On the weekend before the fires, I had begun reading The Great Derangement, Climate Change and the Unthinkable, 2016, by Amitav Gosh. He writes that “the Anthropocene is precisely a world of insistent, inescapable continuities, animated by forces that are nothing if not inconceivably vast”.  Caught up in the fire-fueled Ojai diaspora, I was a tiny part of the global dislocations that are now, and will continue to be characteristic of our unfolding geohistory. In the immediacy of personal peril and threatened property loss, we may lose sight of our part in the great ideological, cultural and geographic shifts now upon us.  It may be of comfort to some that our domestic political arrangements are but awkward laggards in this epochal transformation.

That, indeed, is a part of Ghosh’s thesis: the domestic, human world of the novel (a primary source by which modern society has historically described itself) and where society has been situated within a “sense of place” – in Ghosh’s telling, one of the form’s “great conjurations”- is incapable of expressing the vast cataclysm of climate change, which can only be expressed in epics such as Gilgamesh, Ramayana or even the Odyssey which encompass multiple universes of the human and non-human. The “regularity of bourgeois life” supported by global networks of imperialism and now neo-liberalism threatens to be entirely displaced by the end of Modernity whose signature achievement, as Jacob Burkhardt has it, was in the “discovery of the world and man”. In the Anthropocene, we are discovering that we are not alone!

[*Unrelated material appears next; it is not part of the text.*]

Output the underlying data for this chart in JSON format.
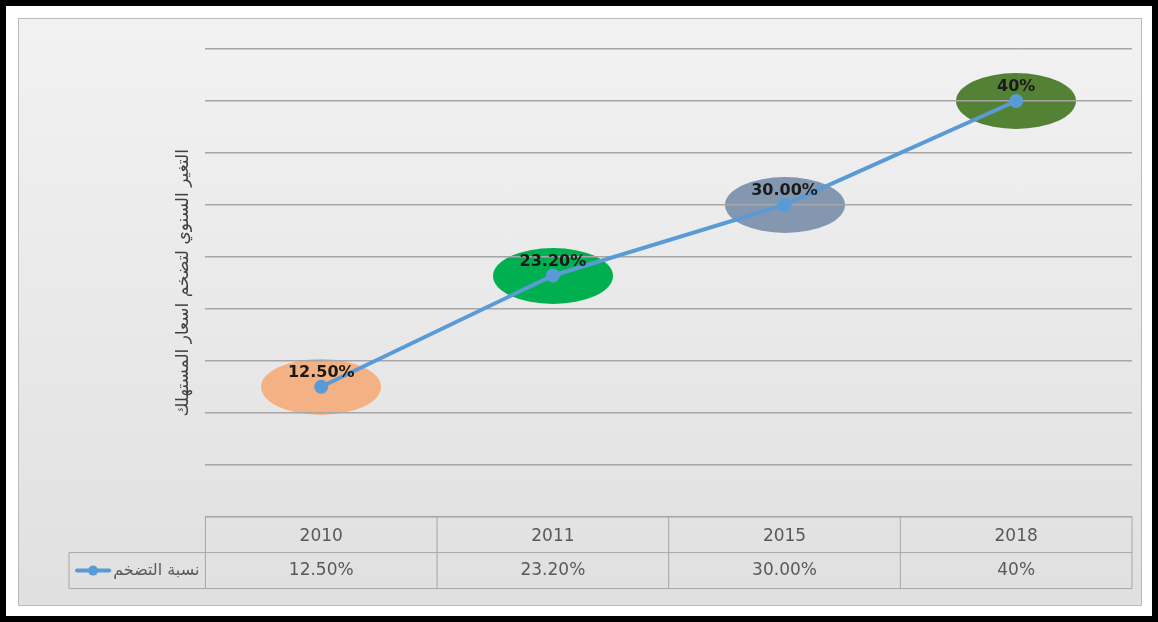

Upper Ojai is an area, like much of Ventura and Santa Barbara Counties, of intense oil production.  The oil seeps that still smolder at the bottom of our road were the source of tar to caulk Chumash tomols (reed canoes) and the first indication to Americans that there might be an exploitable resource beneath the chaparral. ‘Ojai 6’, just a mile away, was the first commercial well in California, drilled in 1865. Now, the air that we breathe here is laced with the toxins from burnt brush and from the burnt-over oil and gas production facilities in the area. The resource that generates great wealth in the counties and contributes, in its application as a fuel and industrial chemical, to the shift in planetary weather patterns, is thus doubly responsible for our present discomfiture.

The novel, in its portrayal of the “regularity of bourgeois life” has been displaced by a vast and unfolding petrochemical epic as the appropriate form for the recordation of our puny lives. We are freshly conscious of how society describes itself. We are freshly conscious of the agency of non-human actors as they intrude into the settled (and unsettled) patterns of domesticity in which we have ensconced ourselves. As I write, huge thunderclouds of bruised smoke arise to the west as the fires run their inevitable course to the sea.

But am I now fully awakened from the long sleep of Modernity, ready to eschew the comfortably pernicious trappings of the Neolithic mind?